The new law was signed by Gov.
Andrew Cuomo and signed by State Assembly Speaker Melissa Mark-Viverito (D-Queens).
Digital cinema codes, or DMCs, are codes that allow theaters to allow people to access films and television programs via a computer and/or mobile device.
The New York Legislature passed the legislation last year, and the state Assembly is expected to pass the bill next year.
Digital cinema code is a type of code that allows people to enter content from different media on a screen, rather than through the traditional physical cinema screen.
The New York Times reports that the Digital Cinema Act will be the first law to go into effect in the United States.

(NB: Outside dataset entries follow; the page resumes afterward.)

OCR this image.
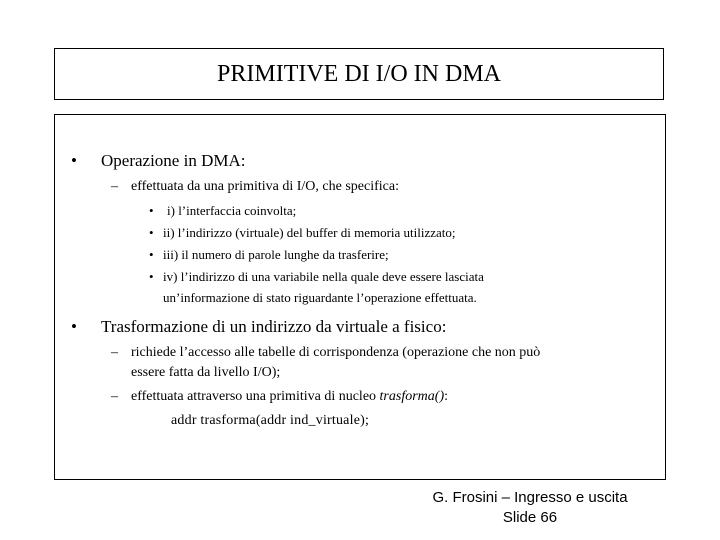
PRIMITIVE DI I/O IN DMA
• Operazione in DMA:
– effettuata da una primitiva di I/O, che specifica:
• i) l’interfaccia coinvolta;
• ii) l’indirizzo (virtuale) del buffer di memoria utilizzato;
• iii) il numero di parole lunghe da trasferire;
• iv) l’indirizzo di una variabile nella quale deve essere lasciata
un’informazione di stato riguardante l’operazione effettuata.
• Trasformazione di un indirizzo da virtuale a fisico:
– richiede l’accesso alle tabelle di corrispondenza (operazione che non può
essere fatta da livello I/O);
– effettuata attraverso una primitiva di nucleo trasforma():
addr trasforma(addr ind_virtuale);
G. Frosini – Ingresso e uscita
Slide 66
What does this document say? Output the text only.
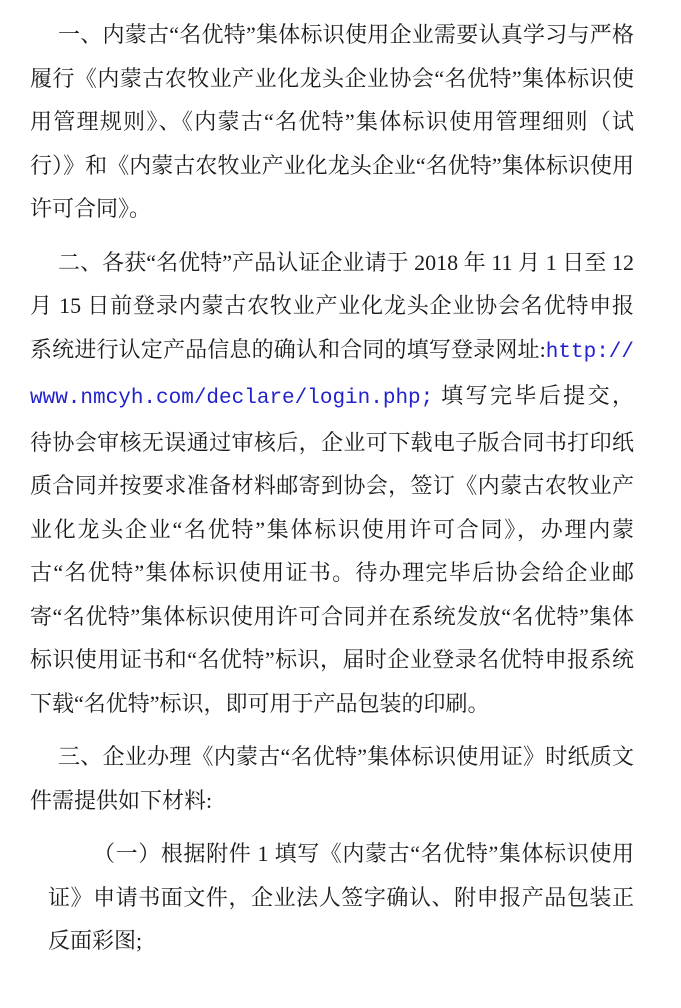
一、内蒙古“名优特”集体标识使用企业需要认真学习与严格履行《内蒙古农牧业产业化龙头企业协会“名优特”集体标识使用管理规则》、《内蒙古“名优特”集体标识使用管理细则（试行）》和《内蒙古农牧业产业化龙头企业“名优特”集体标识使用许可合同》。

二、各获“名优特”产品认证企业请于 2018 年 11 月 1 日至 12 月 15 日前登录内蒙古农牧业产业化龙头企业协会名优特申报系统进行认定产品信息的确认和合同的填写登录网址:http://www.nmcyh.com/declare/login.php; 填写完毕后提交，待协会审核无误通过审核后，企业可下载电子版合同书打印纸质合同并按要求准备材料邮寄到协会，签订《内蒙古农牧业产业化龙头企业“名优特”集体标识使用许可合同》，办理内蒙古“名优特”集体标识使用证书。待办理完毕后协会给企业邮寄“名优特”集体标识使用许可合同并在系统发放“名优特”集体标识使用证书和“名优特”标识，届时企业登录名优特申报系统下载“名优特”标识，即可用于产品包装的印刷。

三、企业办理《内蒙古“名优特”集体标识使用证》时纸质文件需提供如下材料:

（一）根据附件 1 填写《内蒙古“名优特”集体标识使用证》申请书面文件，企业法人签字确认、附申报产品包装正反面彩图;
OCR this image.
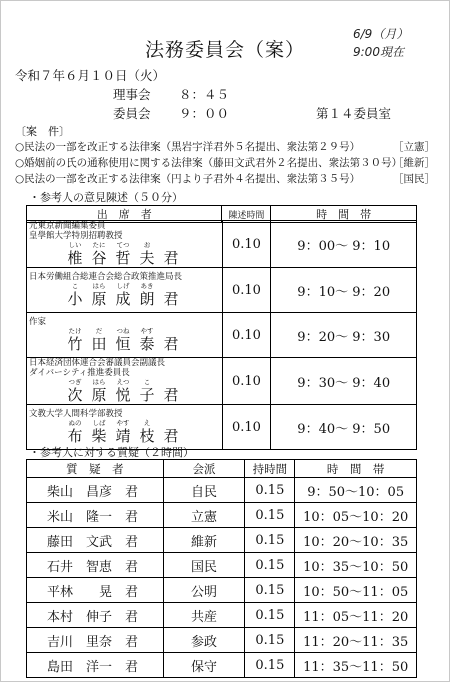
法務委員会（案）
6/9（月）
9:00現在
令和７年６月１０日（火）
理事会 ８：４５
委員会 ９：００	第１４委員室
〔案　件〕
○民法の一部を改正する法律案（黒岩宇洋君外５名提出、衆法第２９号）	［立憲］
○婚姻前の氏の通称使用に関する法律案（藤田文武君外２名提出、衆法第３０号）
［維新］
○民法の一部を改正する法律案（円より子君外４名提出、衆法第３５号）	［国民］
・参考人の意見陳述（５０分）
出　席　者	陳述時間	時　間　帯
元東京新聞編集委員
皇學館大学特別招聘教授
しい たに てつ お
椎 谷 哲 夫 君	0.10	9：00～ 9：10

日本労働組合総連合会総合政策推進局長
こ はら しげ あき
小 原 成 朗 君	0.10	9：10～ 9：20

作家
たけ だ つね やす
竹 田 恒 泰 君	0.10	9：20～ 9：30

日本経済団体連合会審議員会副議長
ダイバーシティ推進委員長
つぎ はら えつ こ
次 原 悦 子 君	0.10	9：30～ 9：40

文教大学人間科学部教授
ぬの しば やす え
布 柴 靖 枝 君	0.10	9：40～ 9：50
・参考人に対する質疑（２時間）
質　疑　者	会派	持時間	時　間　帯
柴山　昌彦　君	自民	0.15	9：50～10：05
米山　隆一　君	立憲	0.15	10：05～10：20
藤田　文武　君	維新	0.15	10：20～10：35
石井　智恵　君	国民	0.15	10：35～10：50
平林　　晃　君	公明	0.15	10：50～11：05
本村　伸子　君	共産	0.15	11：05～11：20
吉川　里奈　君	参政	0.15	11：20～11：35
島田　洋一　君	保守	0.15	11：35～11：50
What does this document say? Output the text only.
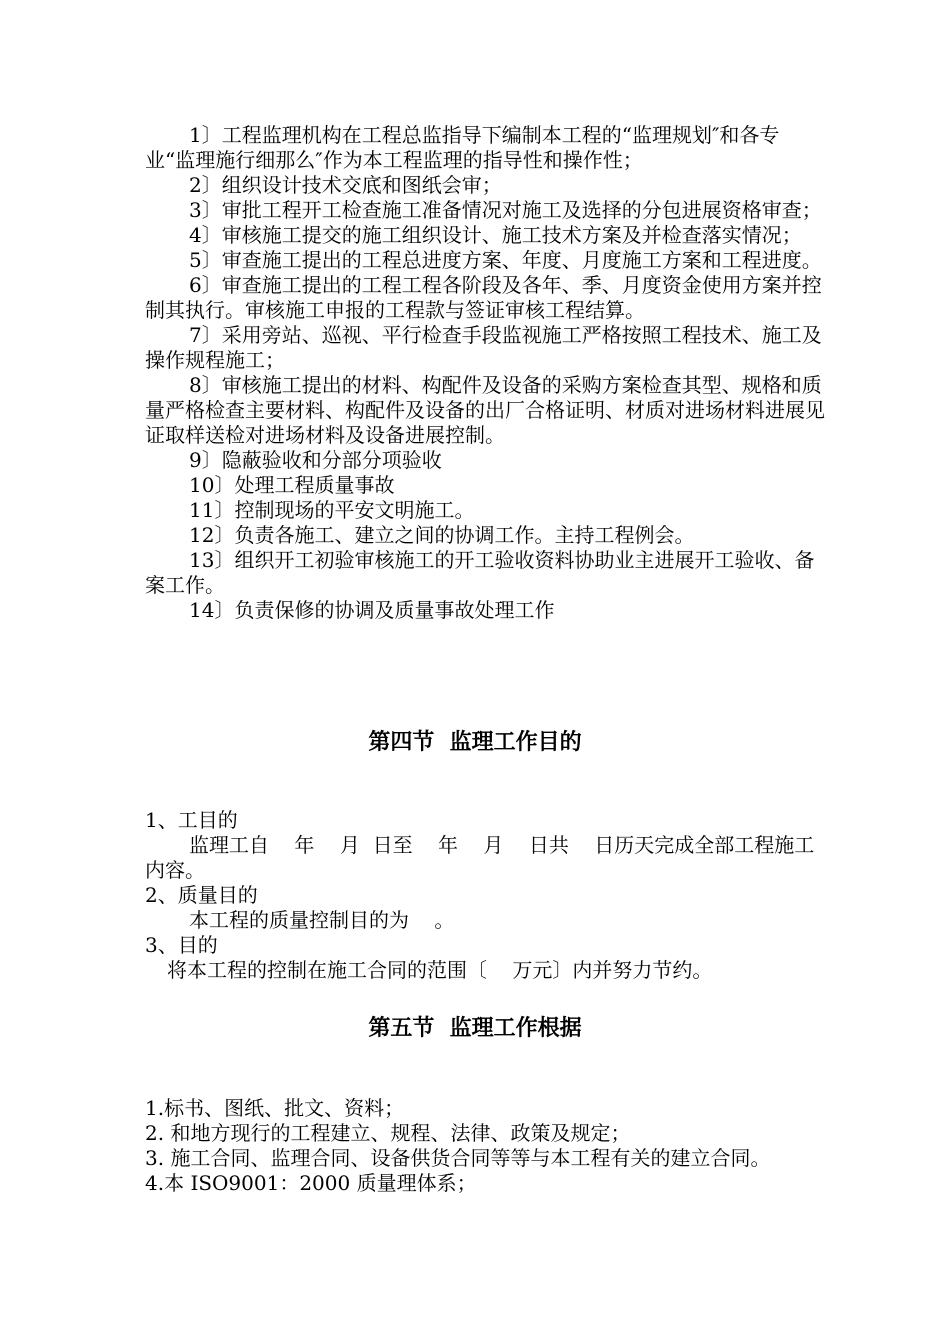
1〕工程监理机构在工程总监指导下编制本工程的“监理规划″和各专业“监理施行细那么″作为本工程监理的指导性和操作性；

2〕组织设计技术交底和图纸会审；

3〕审批工程开工检查施工准备情况对施工及选择的分包进展资格审查；

4〕审核施工提交的施工组织设计、施工技术方案及并检查落实情况；

5〕审查施工提出的工程总进度方案、年度、月度施工方案和工程进度。

6〕审查施工提出的工程工程各阶段及各年、季、月度资金使用方案并控制其执行。审核施工申报的工程款与签证审核工程结算。

7〕采用旁站、巡视、平行检查手段监视施工严格按照工程技术、施工及操作规程施工；

8〕审核施工提出的材料、构配件及设备的采购方案检查其型、规格和质量严格检查主要材料、构配件及设备的出厂合格证明、材质对进场材料进展见证取样送检对进场材料及设备进展控制。

9〕隐蔽验收和分部分项验收

10〕处理工程质量事故

11〕控制现场的平安文明施工。

12〕负责各施工、建立之间的协调工作。主持工程例会。

13〕组织开工初验审核施工的开工验收资料协助业主进展开工验收、备案工作。

14〕负责保修的协调及质量事故处理工作

第四节  监理工作目的

1、工目的

监理工自    年    月  日至    年    月    日共    日历天完成全部工程施工内容。

2、质量目的

本工程的质量控制目的为    。

3、目的

将本工程的控制在施工合同的范围〔    万元〕内并努力节约。

第五节  监理工作根据

1.标书、图纸、批文、资料；

2. 和地方现行的工程建立、规程、法律、政策及规定；

3. 施工合同、监理合同、设备供货合同等等与本工程有关的建立合同。

4.本 ISO9001：2000 质量理体系；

It will allow the New York Public Library to create a digital cinema code for all its library content, including books, films, TV shows and other media, and will create an online platform for public input.
New York’s law will allow for public participation and will require that a code be posted on the library’s website.
The new law also expands the definition of digital cinema to include content created with digital technology and that includes both traditional and emerging technologies, including those that use new technology to deliver greater content and enhance the experience of the public.
New York State is the second state in the nation to enact such a law.
In March, New York became the first state in America to adopt the Digital Cinemas Act.
The Digital Cinema Association, a digital rights group, has said that more than 4,000 film and television films have already been digitally altered and converted into DMC codes for New York.
Digital cinemas codes are not the same as the traditional cinema codes that are used in many other countries.
The codes allow theaters, libraries and other venues to offer digital viewing options to patrons without requiring any additional equipment or special equipment.
But the Digital Codes have a number of drawbacks.
For one, the codes can’t be added onto the back of DVDs or Blu-ray discs.
In addition, codes can only be added when a film is already available on demand on a digital site, and they cannot be added if the film is available on the market as a DVD or Blu Ray.
Digital codes have also been used to provide the digital rights for films that have been released in the U.S.
A number of digital codes have already taken effect in other countries, including Germany, France, Japan and many others.
The Digital Codes will not affect the future of traditional cinema, the group said in a statement.
Digital codes will remain in place, and people can still see films in digital format through the library and elsewhere.